Bile reflux gastritis (BRG) is associated with the development of gastric cancer (GC), but the specific mechanism remains elusive. Here, a comprehensive study is conducted to explore the roles of ...refluxed bile acids (BAs) and microbiome in gastric carcinogenesis. The results show that conjugated BAs, interleukin 6 (IL‐6), lipopolysaccharide (LPS), and the relative abundance of LPS‐producing bacteria are increased significantly in the gastric juice of both BRG and GC patients. A secondary BA, taurodeoxycholic acid (TDCA), is significantly and positively correlated with the LPS‐producing bacteria in the gastric juice of these patients. TDCA promotes the proliferation of normal gastric epithelial cells (GES‐1) through activation of the IL‐6/JAK1/STAT3 pathway. These results are further verified in two mouse models, one by gavage of TDCA, LPS, and LPS‐producing bacteria (Prevotella melaninogenica), respectively, and the other by bile reflux (BR) surgery, mimicking clinical bile refluxing. Moreover, the bile reflux induced gastric precancerous lesions observed in the post BR surgery mice can be prevented by treatment with cryptotanshinone, a plant‐derived STAT3 inhibitor. These results reveal an important underlying mechanism by which bile reflux promotes gastric carcinogenesis and provide an alternative strategy for the prevention of GC associated with BRG.

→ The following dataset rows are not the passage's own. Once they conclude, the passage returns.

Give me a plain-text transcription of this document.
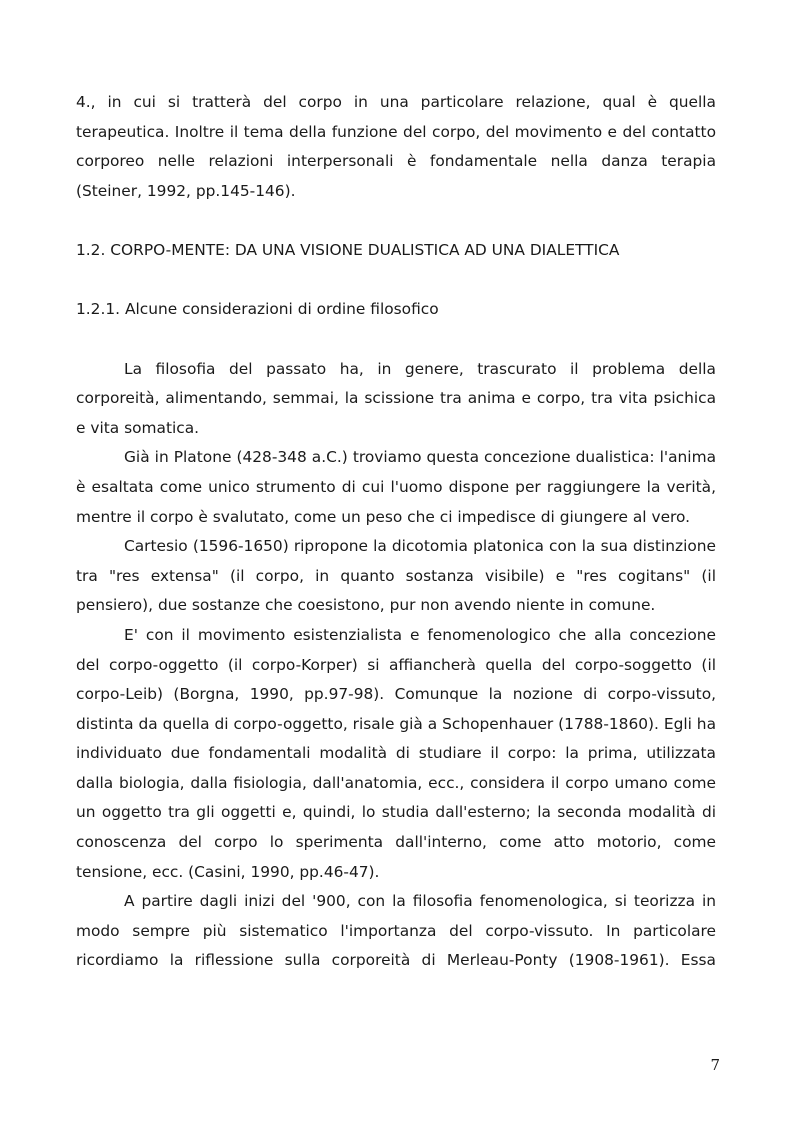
4., in cui si tratterà del corpo in una particolare relazione, qual è quella terapeutica. Inoltre il tema della funzione del corpo, del movimento e del contatto corporeo nelle relazioni interpersonali è fondamentale nella danza terapia (Steiner, 1992, pp.145-146).

1.2. CORPO-MENTE: DA UNA VISIONE DUALISTICA AD UNA DIALETTICA

1.2.1. Alcune considerazioni di ordine filosofico

La filosofia del passato ha, in genere, trascurato il problema della corporeità, alimentando, semmai, la scissione tra anima e corpo, tra vita psichica e vita somatica.

Già in Platone (428-348 a.C.) troviamo questa concezione dualistica: l'anima è esaltata come unico strumento di cui l'uomo dispone per raggiungere la verità, mentre il corpo è svalutato, come un peso che ci impedisce di giungere al vero.

Cartesio (1596-1650) ripropone la dicotomia platonica con la sua distinzione tra "res extensa" (il corpo, in quanto sostanza visibile) e "res cogitans" (il pensiero), due sostanze che coesistono, pur non avendo niente in comune.

E' con il movimento esistenzialista e fenomenologico che alla concezione del corpo-oggetto (il corpo-Korper) si affiancherà quella del corpo-soggetto (il corpo-Leib) (Borgna, 1990, pp.97-98). Comunque la nozione di corpo-vissuto, distinta da quella di corpo-oggetto, risale già a Schopenhauer (1788-1860). Egli ha individuato due fondamentali modalità di studiare il corpo: la prima, utilizzata dalla biologia, dalla fisiologia, dall'anatomia, ecc., considera il corpo umano come un oggetto tra gli oggetti e, quindi, lo studia dall'esterno; la seconda modalità di conoscenza del corpo lo sperimenta dall'interno, come atto motorio, come tensione, ecc. (Casini, 1990, pp.46-47).

A partire dagli inizi del '900, con la filosofia fenomenologica, si teorizza in modo sempre più sistematico l'importanza del corpo-vissuto. In particolare ricordiamo la riflessione sulla corporeità di Merleau-Ponty (1908-1961). Essa

7
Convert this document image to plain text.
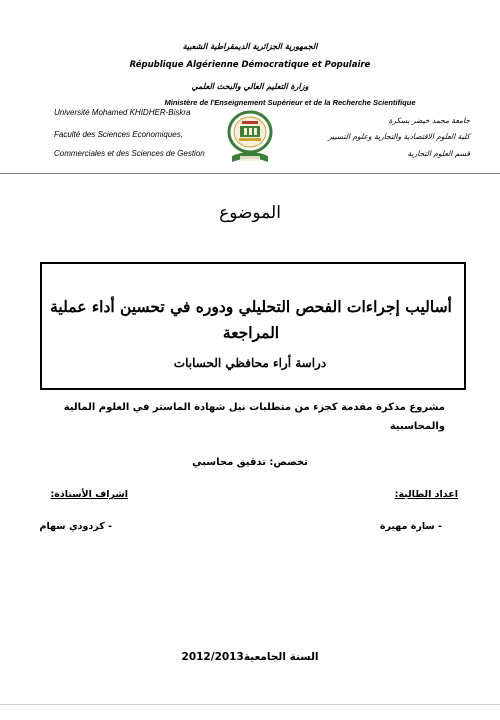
الجمهورية الجزائرية الديمقراطية الشعبية
République Algérienne Démocratique et Populaire
وزارة التعليم العالي والبحث العلمي
Ministère de l'Enseignement Supérieur et de la Recherche Scientifique
Université Mohamed KHIDHER-Biskra
Faculté des Sciences Economiques,
Commerciales et des Sciences de Gestion
جامعة محمد خيضر بسكرة
كلية العلوم الاقتصادية والتجارية وعلوم التسيير
قسم العلوم التجارية
الموضوع
أساليب إجراءات الفحص التحليلي ودوره في تحسين أداء عملية المراجعة
دراسة أراء محافظي الحسابات
مشروع مذكرة مقدمة كجزء من متطلبات نيل شهادة الماستر في العلوم المالية والمحاسبية
تخصص: تدقيق محاسبي
اعداد الطالبة:
اشراف الأستاذة:
- سارة مهيرة
- كردودي سهام
السنة الجامعية2012/2013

Bile acids (BAs), especially conjugated BAs, are significantly increased in gastric juice of patients with bile reflux gastritis, which leads to an increase of intragastric pH value and ultimately to a significant increase of lipopolysaccharide‐producing bacteria in the stomach. Bile reflux can promote gastric carcinogenesis through the activation of the IL‐6/JAK1/STAT3 pathway and STAT3 inhibition can alleviate this carcinogenic effect.